Your shirt might have shrunked drastically which leaves the vinyl intact so it looks stretched. 
Good luck bro!


----------



## HCTee (May 11, 2013)

I will try the cold water wash, and the line dry. I have an opportunity to sell these clothes in the local mall, however I want to make sure my product is the best it can be. I'm hoping I can figure out a solution to this.

Do you recommend a better heat transfer vinyl?? I would like to use the best possible kind.


----------



## MadeByM.E.313 (Nov 20, 2010)

Try out Stahl's.
They have a section here in the forums.

That is where I get all of my vinyl needs.
Check out my site and you'll see what I have been able to create using them. 

Great price and quality.
Good Luck!


----------



## HCTee (May 11, 2013)

Check out your site. I like a lot of the stuff you have on there. I'm guessing you also use a very sophisticated cutter? I'll check out Stahl's. Thank you very much.

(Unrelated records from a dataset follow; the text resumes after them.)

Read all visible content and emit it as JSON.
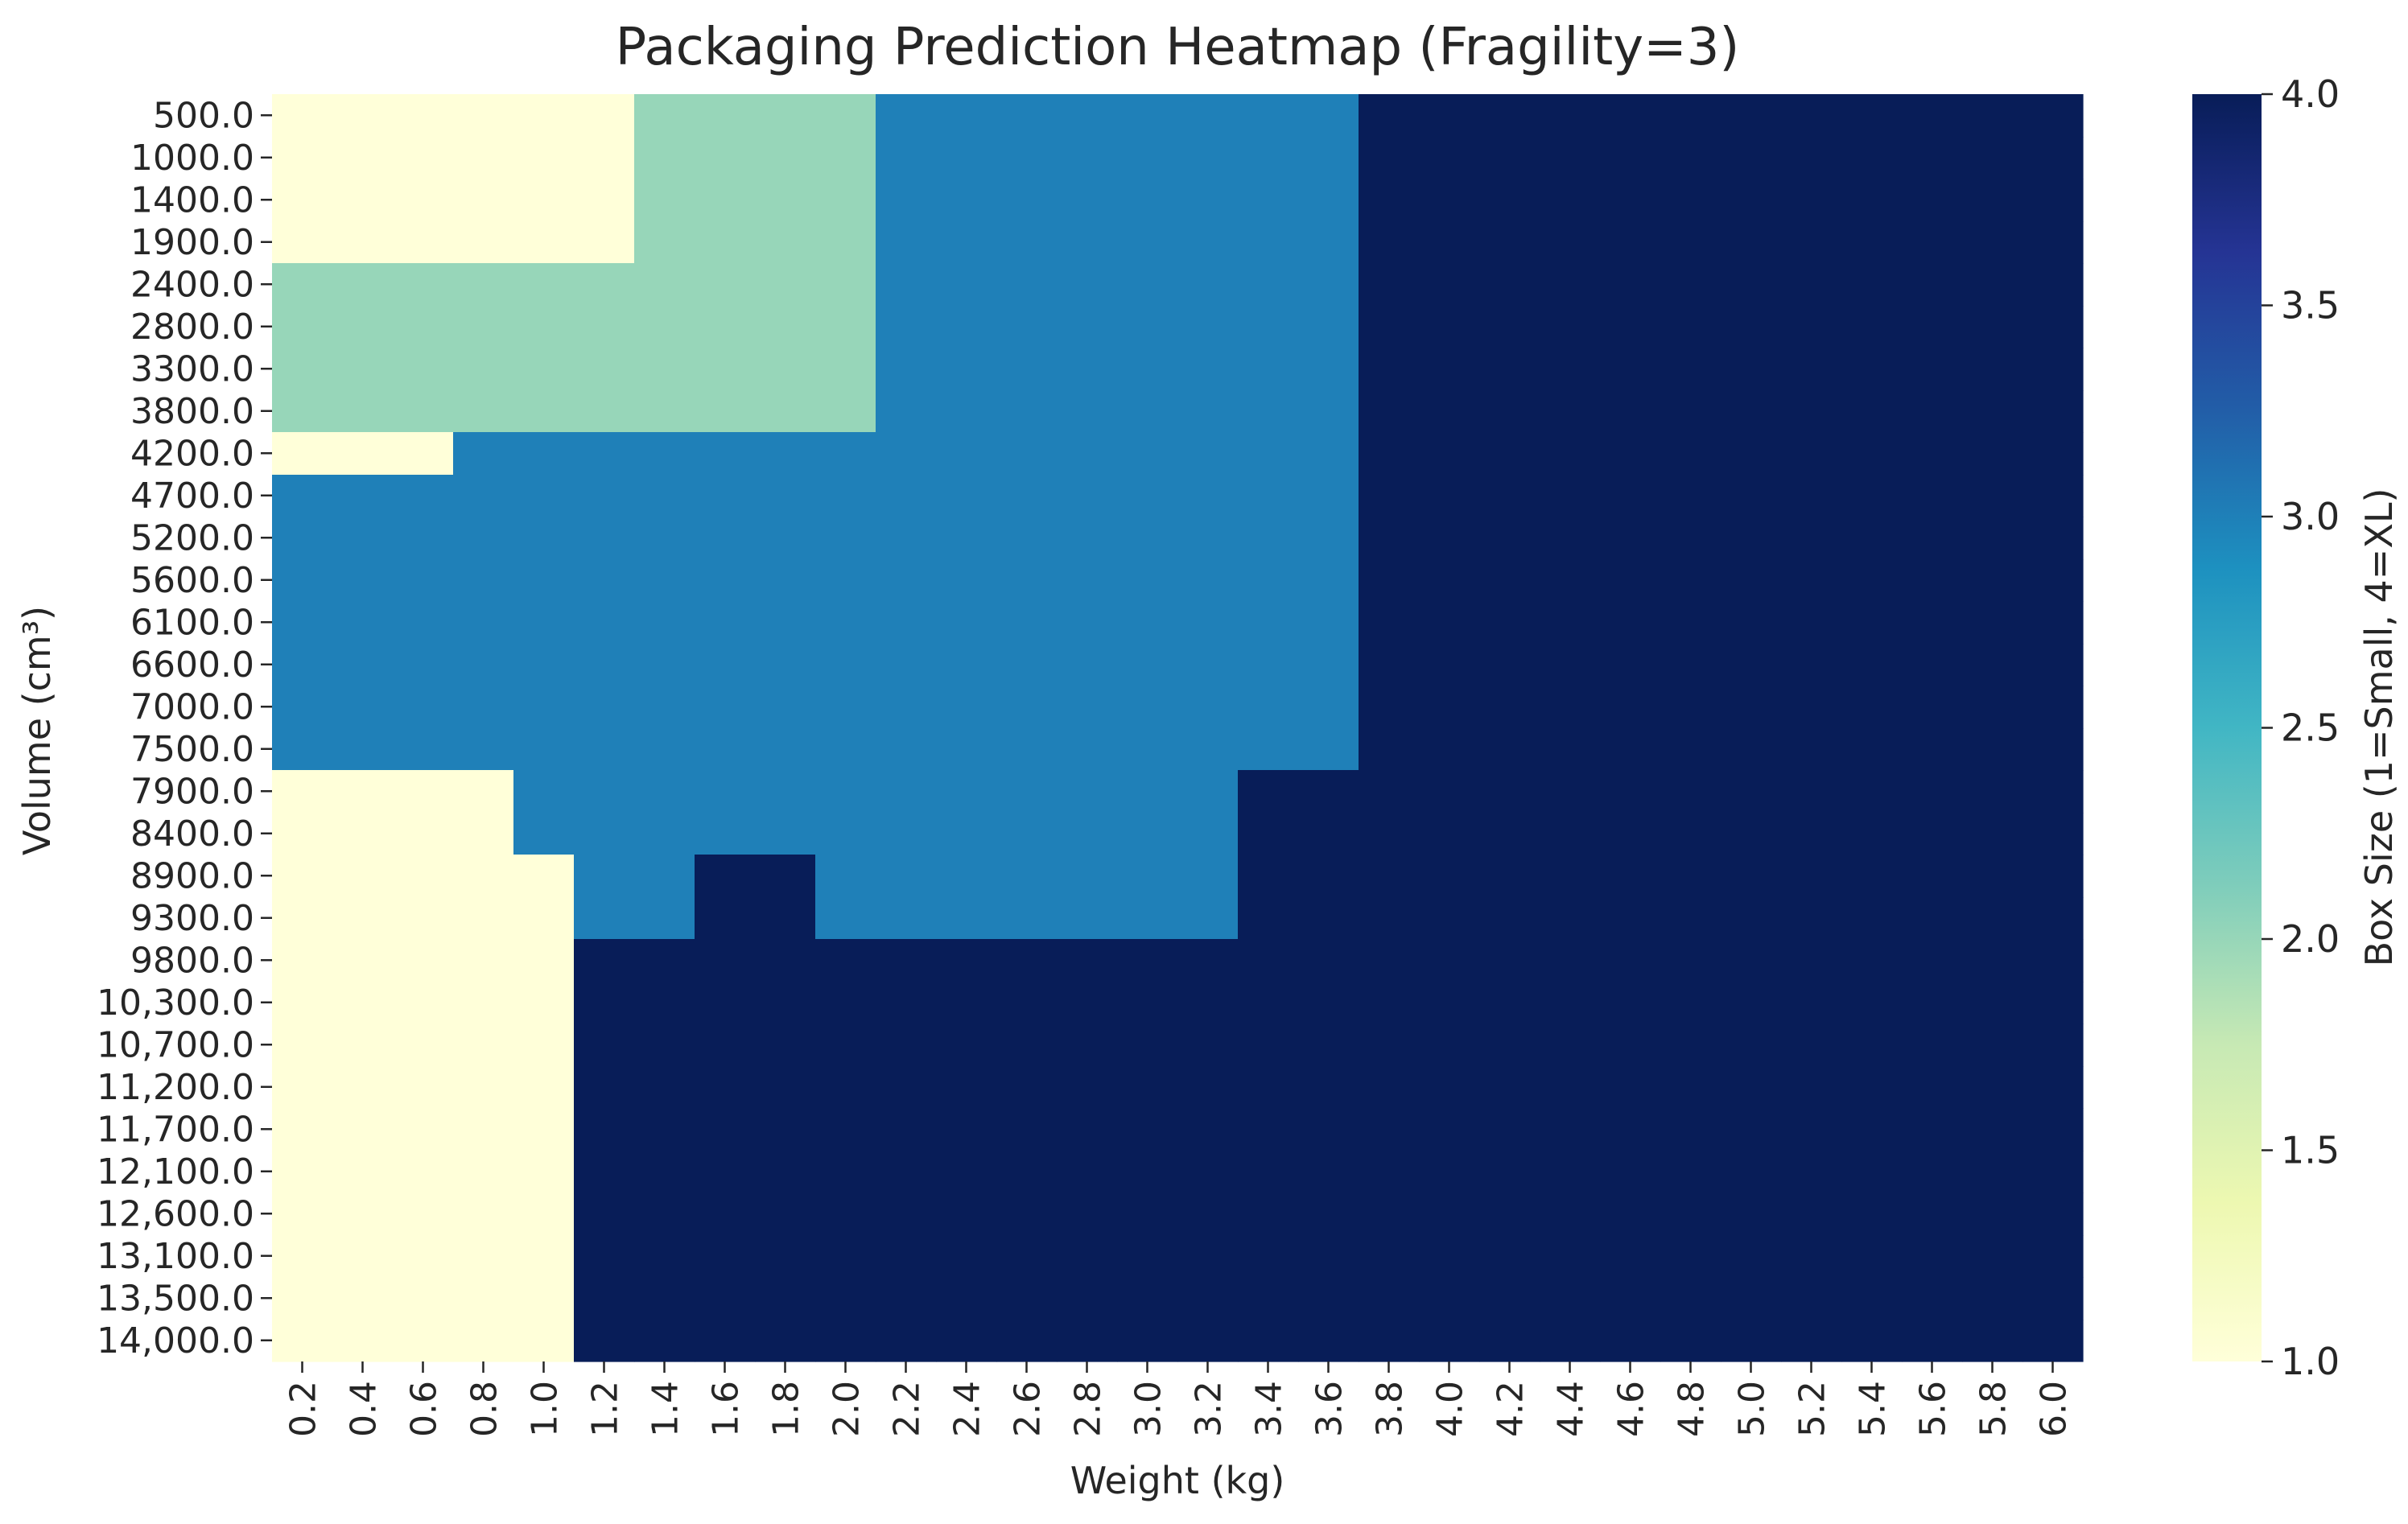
{
  "chart_data": {
    "type": "heatmap",
    "title": "Packaging Prediction Heatmap (Fragility=3)",
    "xlabel": "Weight (kg)",
    "ylabel": "Volume (cm³)",
    "colorbar_label": "Box Size (1=Small, 4=XL)",
    "colorbar_ticks": [
      "1.0",
      "1.5",
      "2.0",
      "2.5",
      "3.0",
      "3.5",
      "4.0"
    ],
    "color_range": [
      1.0,
      4.0
    ],
    "colormap": "YlGnBu",
    "colormap_stops": [
      "#ffffd9",
      "#edf8b1",
      "#c7e9b4",
      "#7fcdbb",
      "#41b6c4",
      "#1d91c0",
      "#225ea8",
      "#253494",
      "#081d58"
    ],
    "x_values": [
      0.2,
      0.4,
      0.6,
      0.8,
      1.0,
      1.2,
      1.4,
      1.6,
      1.8,
      2.0,
      2.2,
      2.4,
      2.6,
      2.8,
      3.0,
      3.2,
      3.4,
      3.6,
      3.8,
      4.0,
      4.2,
      4.4,
      4.6,
      4.8,
      5.0,
      5.2,
      5.4,
      5.6,
      5.8,
      6.0
    ],
    "x_tick_labels": [
      "0.2",
      "0.4",
      "0.6",
      "0.8",
      "1.0",
      "1.2",
      "1.4",
      "1.6",
      "1.8",
      "2.0",
      "2.2",
      "2.4",
      "2.6",
      "2.8",
      "3.0",
      "3.2",
      "3.4",
      "3.6",
      "3.8",
      "4.0",
      "4.2",
      "4.4",
      "4.6",
      "4.8",
      "5.0",
      "5.2",
      "5.4",
      "5.6",
      "5.8",
      "6.0"
    ],
    "y_values": [
      500,
      1000,
      1400,
      1900,
      2400,
      2800,
      3300,
      3800,
      4200,
      4700,
      5200,
      5600,
      6100,
      6600,
      7000,
      7500,
      7900,
      8400,
      8900,
      9300,
      9800,
      10300,
      10700,
      11200,
      11700,
      12100,
      12600,
      13100,
      13500,
      14000
    ],
    "y_tick_labels": [
      "500.0",
      "1000.0",
      "1400.0",
      "1900.0",
      "2400.0",
      "2800.0",
      "3300.0",
      "3800.0",
      "4200.0",
      "4700.0",
      "5200.0",
      "5600.0",
      "6100.0",
      "6600.0",
      "7000.0",
      "7500.0",
      "7900.0",
      "8400.0",
      "8900.0",
      "9300.0",
      "9800.0",
      "10,300.0",
      "10,700.0",
      "11,200.0",
      "11,700.0",
      "12,100.0",
      "12,600.0",
      "13,100.0",
      "13,500.0",
      "14,000.0"
    ],
    "values": [
      [
        1,
        1,
        1,
        1,
        1,
        1,
        2,
        2,
        2,
        2,
        3,
        3,
        3,
        3,
        3,
        3,
        3,
        3,
        4,
        4,
        4,
        4,
        4,
        4,
        4,
        4,
        4,
        4,
        4,
        4
      ],
      [
        1,
        1,
        1,
        1,
        1,
        1,
        2,
        2,
        2,
        2,
        3,
        3,
        3,
        3,
        3,
        3,
        3,
        3,
        4,
        4,
        4,
        4,
        4,
        4,
        4,
        4,
        4,
        4,
        4,
        4
      ],
      [
        1,
        1,
        1,
        1,
        1,
        1,
        2,
        2,
        2,
        2,
        3,
        3,
        3,
        3,
        3,
        3,
        3,
        3,
        4,
        4,
        4,
        4,
        4,
        4,
        4,
        4,
        4,
        4,
        4,
        4
      ],
      [
        1,
        1,
        1,
        1,
        1,
        1,
        2,
        2,
        2,
        2,
        3,
        3,
        3,
        3,
        3,
        3,
        3,
        3,
        4,
        4,
        4,
        4,
        4,
        4,
        4,
        4,
        4,
        4,
        4,
        4
      ],
      [
        2,
        2,
        2,
        2,
        2,
        2,
        2,
        2,
        2,
        2,
        3,
        3,
        3,
        3,
        3,
        3,
        3,
        3,
        4,
        4,
        4,
        4,
        4,
        4,
        4,
        4,
        4,
        4,
        4,
        4
      ],
      [
        2,
        2,
        2,
        2,
        2,
        2,
        2,
        2,
        2,
        2,
        3,
        3,
        3,
        3,
        3,
        3,
        3,
        3,
        4,
        4,
        4,
        4,
        4,
        4,
        4,
        4,
        4,
        4,
        4,
        4
      ],
      [
        2,
        2,
        2,
        2,
        2,
        2,
        2,
        2,
        2,
        2,
        3,
        3,
        3,
        3,
        3,
        3,
        3,
        3,
        4,
        4,
        4,
        4,
        4,
        4,
        4,
        4,
        4,
        4,
        4,
        4
      ],
      [
        2,
        2,
        2,
        2,
        2,
        2,
        2,
        2,
        2,
        2,
        3,
        3,
        3,
        3,
        3,
        3,
        3,
        3,
        4,
        4,
        4,
        4,
        4,
        4,
        4,
        4,
        4,
        4,
        4,
        4
      ],
      [
        1,
        1,
        1,
        3,
        3,
        3,
        3,
        3,
        3,
        3,
        3,
        3,
        3,
        3,
        3,
        3,
        3,
        3,
        4,
        4,
        4,
        4,
        4,
        4,
        4,
        4,
        4,
        4,
        4,
        4
      ],
      [
        3,
        3,
        3,
        3,
        3,
        3,
        3,
        3,
        3,
        3,
        3,
        3,
        3,
        3,
        3,
        3,
        3,
        3,
        4,
        4,
        4,
        4,
        4,
        4,
        4,
        4,
        4,
        4,
        4,
        4
      ],
      [
        3,
        3,
        3,
        3,
        3,
        3,
        3,
        3,
        3,
        3,
        3,
        3,
        3,
        3,
        3,
        3,
        3,
        3,
        4,
        4,
        4,
        4,
        4,
        4,
        4,
        4,
        4,
        4,
        4,
        4
      ],
      [
        3,
        3,
        3,
        3,
        3,
        3,
        3,
        3,
        3,
        3,
        3,
        3,
        3,
        3,
        3,
        3,
        3,
        3,
        4,
        4,
        4,
        4,
        4,
        4,
        4,
        4,
        4,
        4,
        4,
        4
      ],
      [
        3,
        3,
        3,
        3,
        3,
        3,
        3,
        3,
        3,
        3,
        3,
        3,
        3,
        3,
        3,
        3,
        3,
        3,
        4,
        4,
        4,
        4,
        4,
        4,
        4,
        4,
        4,
        4,
        4,
        4
      ],
      [
        3,
        3,
        3,
        3,
        3,
        3,
        3,
        3,
        3,
        3,
        3,
        3,
        3,
        3,
        3,
        3,
        3,
        3,
        4,
        4,
        4,
        4,
        4,
        4,
        4,
        4,
        4,
        4,
        4,
        4
      ],
      [
        3,
        3,
        3,
        3,
        3,
        3,
        3,
        3,
        3,
        3,
        3,
        3,
        3,
        3,
        3,
        3,
        3,
        3,
        4,
        4,
        4,
        4,
        4,
        4,
        4,
        4,
        4,
        4,
        4,
        4
      ],
      [
        3,
        3,
        3,
        3,
        3,
        3,
        3,
        3,
        3,
        3,
        3,
        3,
        3,
        3,
        3,
        3,
        3,
        3,
        4,
        4,
        4,
        4,
        4,
        4,
        4,
        4,
        4,
        4,
        4,
        4
      ],
      [
        1,
        1,
        1,
        1,
        3,
        3,
        3,
        3,
        3,
        3,
        3,
        3,
        3,
        3,
        3,
        3,
        4,
        4,
        4,
        4,
        4,
        4,
        4,
        4,
        4,
        4,
        4,
        4,
        4,
        4
      ],
      [
        1,
        1,
        1,
        1,
        3,
        3,
        3,
        3,
        3,
        3,
        3,
        3,
        3,
        3,
        3,
        3,
        4,
        4,
        4,
        4,
        4,
        4,
        4,
        4,
        4,
        4,
        4,
        4,
        4,
        4
      ],
      [
        1,
        1,
        1,
        1,
        1,
        3,
        3,
        4,
        4,
        3,
        3,
        3,
        3,
        3,
        3,
        3,
        4,
        4,
        4,
        4,
        4,
        4,
        4,
        4,
        4,
        4,
        4,
        4,
        4,
        4
      ],
      [
        1,
        1,
        1,
        1,
        1,
        3,
        3,
        4,
        4,
        3,
        3,
        3,
        3,
        3,
        3,
        3,
        4,
        4,
        4,
        4,
        4,
        4,
        4,
        4,
        4,
        4,
        4,
        4,
        4,
        4
      ],
      [
        1,
        1,
        1,
        1,
        1,
        4,
        4,
        4,
        4,
        4,
        4,
        4,
        4,
        4,
        4,
        4,
        4,
        4,
        4,
        4,
        4,
        4,
        4,
        4,
        4,
        4,
        4,
        4,
        4,
        4
      ],
      [
        1,
        1,
        1,
        1,
        1,
        4,
        4,
        4,
        4,
        4,
        4,
        4,
        4,
        4,
        4,
        4,
        4,
        4,
        4,
        4,
        4,
        4,
        4,
        4,
        4,
        4,
        4,
        4,
        4,
        4
      ],
      [
        1,
        1,
        1,
        1,
        1,
        4,
        4,
        4,
        4,
        4,
        4,
        4,
        4,
        4,
        4,
        4,
        4,
        4,
        4,
        4,
        4,
        4,
        4,
        4,
        4,
        4,
        4,
        4,
        4,
        4
      ],
      [
        1,
        1,
        1,
        1,
        1,
        4,
        4,
        4,
        4,
        4,
        4,
        4,
        4,
        4,
        4,
        4,
        4,
        4,
        4,
        4,
        4,
        4,
        4,
        4,
        4,
        4,
        4,
        4,
        4,
        4
      ],
      [
        1,
        1,
        1,
        1,
        1,
        4,
        4,
        4,
        4,
        4,
        4,
        4,
        4,
        4,
        4,
        4,
        4,
        4,
        4,
        4,
        4,
        4,
        4,
        4,
        4,
        4,
        4,
        4,
        4,
        4
      ],
      [
        1,
        1,
        1,
        1,
        1,
        4,
        4,
        4,
        4,
        4,
        4,
        4,
        4,
        4,
        4,
        4,
        4,
        4,
        4,
        4,
        4,
        4,
        4,
        4,
        4,
        4,
        4,
        4,
        4,
        4
      ],
      [
        1,
        1,
        1,
        1,
        1,
        4,
        4,
        4,
        4,
        4,
        4,
        4,
        4,
        4,
        4,
        4,
        4,
        4,
        4,
        4,
        4,
        4,
        4,
        4,
        4,
        4,
        4,
        4,
        4,
        4
      ],
      [
        1,
        1,
        1,
        1,
        1,
        4,
        4,
        4,
        4,
        4,
        4,
        4,
        4,
        4,
        4,
        4,
        4,
        4,
        4,
        4,
        4,
        4,
        4,
        4,
        4,
        4,
        4,
        4,
        4,
        4
      ],
      [
        1,
        1,
        1,
        1,
        1,
        4,
        4,
        4,
        4,
        4,
        4,
        4,
        4,
        4,
        4,
        4,
        4,
        4,
        4,
        4,
        4,
        4,
        4,
        4,
        4,
        4,
        4,
        4,
        4,
        4
      ],
      [
        1,
        1,
        1,
        1,
        1,
        4,
        4,
        4,
        4,
        4,
        4,
        4,
        4,
        4,
        4,
        4,
        4,
        4,
        4,
        4,
        4,
        4,
        4,
        4,
        4,
        4,
        4,
        4,
        4,
        4
      ]
    ]
  }
}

Hat City Clothing . com is my website, if you would like to see what I'm working with.


----------



## MadeByM.E.313 (Nov 20, 2010)

That's tight!
Cool logo man! 
Its not fancy cutter just an old graphtec. I'm still learning from it, my goal for the year is to create artwork that would make it easier for me during the weeding process. Looking good bro!


"Vivo Sabroso, Porque Siempre Trabajo"


----------



## jackpine (Jul 27, 2009)

This is information for your customers.
"cold water wash, and the line dry or low heat"


----------



## SickPuppy (Aug 10, 2009)

The issue you are having is the shirt not the vinyl. The shirt is shrinking causing the vinyl to pucker. Even preshrunk T-Shirts will still shrink a little after washing.

Very important to tell the customer to COLD Wash and use low temp drying


----------